Album Review: Foo Fighters - Medicine At Midnight (2021)

By Paul Rigg

A Steady Ship in Strange Seas 

Despite Medicine at Midnight
(5 February 2021; RCA Roswell) being both recorded and released in very strange circumstances, Dave Grohl has remained on course to produce another solid Foo Fighters album. “I think the reason why we’re still here is because we disconnect ourselves from the popular stuff that’s going on,” he says.
       

The first strange occurence was that the album was recorded in what sounds like a large old haunted house in Encino, Los Angeles. “I knew the vibes were definitely off, but the sound was fucking on. We would come back to the studio the next day and all of the guitars would be detuned. Or the setting we'd put on the [mixing] board, all of them had gone back to zero. We would open up a
Pro Tools session and tracks would be missing. There were some tracks that were put on there that we didn't put on there,” says Grohl, who also says he recorded ‘unexplainable’ video footage at the time, but has not been allowed to release it.
     

       

The second other-worldly event in this album’s birth has been the Covid-19 pandemic, which meant that the global tour to celebrate the 25th anniversary of the band’s formation had to be postponed.      
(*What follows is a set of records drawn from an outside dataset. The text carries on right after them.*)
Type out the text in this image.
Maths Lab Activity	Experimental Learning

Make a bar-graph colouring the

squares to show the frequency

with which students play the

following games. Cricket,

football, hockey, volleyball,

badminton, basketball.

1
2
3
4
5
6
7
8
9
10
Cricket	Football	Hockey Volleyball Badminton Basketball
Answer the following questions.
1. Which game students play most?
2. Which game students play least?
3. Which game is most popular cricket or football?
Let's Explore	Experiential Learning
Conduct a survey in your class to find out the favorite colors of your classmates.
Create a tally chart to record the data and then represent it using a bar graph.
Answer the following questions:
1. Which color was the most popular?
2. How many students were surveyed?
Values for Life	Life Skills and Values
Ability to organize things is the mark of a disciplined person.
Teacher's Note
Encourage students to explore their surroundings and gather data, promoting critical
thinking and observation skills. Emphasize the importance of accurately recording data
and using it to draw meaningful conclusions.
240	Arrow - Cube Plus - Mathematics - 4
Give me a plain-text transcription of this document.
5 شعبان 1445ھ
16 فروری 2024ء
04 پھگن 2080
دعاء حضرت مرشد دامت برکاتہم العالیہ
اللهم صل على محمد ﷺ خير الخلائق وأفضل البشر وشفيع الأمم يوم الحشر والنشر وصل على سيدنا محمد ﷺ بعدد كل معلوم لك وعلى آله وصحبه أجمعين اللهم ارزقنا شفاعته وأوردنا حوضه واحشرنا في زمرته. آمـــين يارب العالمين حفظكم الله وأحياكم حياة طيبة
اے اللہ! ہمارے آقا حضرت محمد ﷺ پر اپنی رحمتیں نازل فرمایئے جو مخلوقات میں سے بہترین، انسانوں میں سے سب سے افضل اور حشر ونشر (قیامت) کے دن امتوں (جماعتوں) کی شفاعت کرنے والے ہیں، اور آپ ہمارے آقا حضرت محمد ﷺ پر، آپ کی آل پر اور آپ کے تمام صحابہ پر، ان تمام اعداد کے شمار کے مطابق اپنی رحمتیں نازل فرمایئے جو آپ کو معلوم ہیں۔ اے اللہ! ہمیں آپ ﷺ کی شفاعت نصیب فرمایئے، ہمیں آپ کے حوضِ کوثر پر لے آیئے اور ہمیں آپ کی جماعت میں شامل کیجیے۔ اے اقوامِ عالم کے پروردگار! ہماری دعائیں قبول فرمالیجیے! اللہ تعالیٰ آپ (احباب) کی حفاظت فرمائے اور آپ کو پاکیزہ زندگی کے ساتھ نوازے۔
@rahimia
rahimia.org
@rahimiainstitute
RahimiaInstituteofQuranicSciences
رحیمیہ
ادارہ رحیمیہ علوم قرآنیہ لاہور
A further twist in the tale is that Grohl has described Medicine at Midnight as the Foo Fighter’s Let’s Dance, and suggested that the band have pivoted towards a more Bowiesque pop sound. It is true that the drummer on Let’s Dance, Omar Hakim, appears on many of the tracks and that producer Greg Kurstin (Adele) favours a more commerial sound, but fans need not be concerned that the band have abandoned the big rock riffs, because they haven’t. The Foo Fighters may flirt with other sounds but they know what they do best, and they do it here.   
      
        

Grohl laid down the basic tracks for this record before turning to his band to help develop them. In this he was well-served by long-time members Pat Smear and Chris Shiflett on guitar, Taylor Hawkins on drums, Nate Mendel on bass and Rami Jaffee on keyboards. Among the dozen or so other artists in support, it is perhaps also worth highlighting the names of Barbara Gruska of Belle Brigade renown, and the frontman’s 14 year old daughter, Violet Grohl.
        

In fact it was Grohl’s eldest daughter who inspired the anthemic Waiting on a War, when she asked her father a few years ago whether the world was heading for war. This evoked his own boyhood fears as he wondered about where the planet was heading. On a live version of the track Grohl can be seen starting the song on his Gibson Elvis Presley Dove acoustic before it builds into a crescendo of noise, which presumably echoes his childhood anxieties and, by extension, those of all children.
      

       

The album kicks off however with Making a Fire, with the Foos’ familiar heavy rock beat and guitar accompanied by a naive sing-along chant. This is followed by the
much stronger Shame Shame, which finds Grohl crooning rather than growling, but it has an anthemic quality to it and could prove to be another staple in their future live sets.
      

Cloudspotter
and the title track are more funky offerings and reflect Grohl’s observation that the album has a more ‘Bowie feel’ to it. In live performances on both tracks the frontman can be seen playing his signature DG-335 electric guitar.
      

       

The Foo Fighters’ return to a heavy rock sound on No Son of Mine, which was reportedly written in tribute to Motörhead’s
Lemmy.  Grohl was a close friend of the legendary heavy metal bassist and lead singer but he doesn’t have his grit or his persona and perhaps that is why it feels like this track falls short of its ambition. The album closes on a high, however, with two infectious numbers: Chasing Birds and Love Dies Young.
      

Medicine at Midnight is not revolutionary, but neither is it intended to be. In strange and unsettling times the Foo Fighters have produced an album that is reliable and familiar but at the same time contains some welcome twists and surprises. Grohl knows what the band do best and, thankfully for their fans, they continue to do it.